In this pressure cooker country of high-stakes testing, it’s no wonder that some students turn to cheating. After students in a cheating ring in Long Island paid other teens thousands of dollars to take tests for them over the last few years, SAT and ACT test-makers created more stringent testing identification policies that will begin next fall. Though these measures will prevent most students from cheating, they still might not be strict enough to deter determined cheaters.
Students will now have to upload a photo of themselves to the websites of SAT or ACT providers before taking the test. They’ll also have to include their gender and birthday on the test registration form, which previously weren’t required – a flaw that allowed one Long Island boy to take his girlfriend’s SAT for her. To prevent students from simply submitting an image of a hired test-taker, testing companies will mail photos and accompanying scores to students’ high schools.
Guidance counselors can then check the validity of the student’s photo, but this will require a new time commitment by counselors, said guidance counselor Frances Landau. It’s unfair to hold high school counselors accountable for the problems of testing companies, especially with many school administrations already working at maximum capacity. Besides, counselors aren’t the ones actually checking in students at the test, and dark photos, look-alike friends, and even hair dye could potentially fool the strangers who administer the test.
For the large percentage of students who’d never consider hiring a peer to take their test, these requirements are an additional hassle with no clear gain. Student photos will accompany SAT scores into a database accessible to the colleges students send scores to, raising troubling questions. Those photos reveal race, weight, attractiveness, and other qualities that could subconsciously influence admissions officers, should they choose to view them.

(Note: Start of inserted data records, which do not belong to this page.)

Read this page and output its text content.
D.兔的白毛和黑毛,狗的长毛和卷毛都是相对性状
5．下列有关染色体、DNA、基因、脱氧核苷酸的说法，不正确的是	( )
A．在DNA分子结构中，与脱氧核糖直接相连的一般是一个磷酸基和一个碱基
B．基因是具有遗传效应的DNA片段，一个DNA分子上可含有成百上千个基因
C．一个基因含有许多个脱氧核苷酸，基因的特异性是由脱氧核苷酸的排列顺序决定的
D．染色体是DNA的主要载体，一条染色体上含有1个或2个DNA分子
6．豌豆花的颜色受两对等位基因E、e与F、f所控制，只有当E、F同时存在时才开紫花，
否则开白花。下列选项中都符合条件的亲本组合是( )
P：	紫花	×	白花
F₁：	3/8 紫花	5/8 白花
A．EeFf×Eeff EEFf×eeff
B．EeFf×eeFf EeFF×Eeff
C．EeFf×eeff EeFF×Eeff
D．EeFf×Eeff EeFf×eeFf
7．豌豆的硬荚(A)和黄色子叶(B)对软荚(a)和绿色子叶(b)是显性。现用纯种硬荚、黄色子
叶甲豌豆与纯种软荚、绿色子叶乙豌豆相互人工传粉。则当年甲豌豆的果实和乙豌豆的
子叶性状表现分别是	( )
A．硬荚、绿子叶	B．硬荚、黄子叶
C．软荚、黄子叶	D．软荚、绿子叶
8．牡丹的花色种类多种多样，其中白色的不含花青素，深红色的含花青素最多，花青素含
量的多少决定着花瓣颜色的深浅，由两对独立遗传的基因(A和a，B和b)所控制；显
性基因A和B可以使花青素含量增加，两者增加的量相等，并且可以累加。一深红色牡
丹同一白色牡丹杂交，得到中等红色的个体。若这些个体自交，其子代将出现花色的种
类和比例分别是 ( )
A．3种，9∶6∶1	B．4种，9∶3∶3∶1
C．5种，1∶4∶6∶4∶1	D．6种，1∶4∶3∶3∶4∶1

While cheating is a major problem on standardized tests, the new identification measures aren’t the ideal solution. Instead, SAT and ACT providers could consider revamping the testing process and administer it primarily at students’ own schools by their own teachers, similarly to the PSAT. Familiar teachers could easily check for strangers and misidentified test takers, and create direct consequences for cheating students. It would be much harder to pretend to be someone else in front of peers and teachers than at a testing center three hours away, even when that testing center is in possession of one extra photo.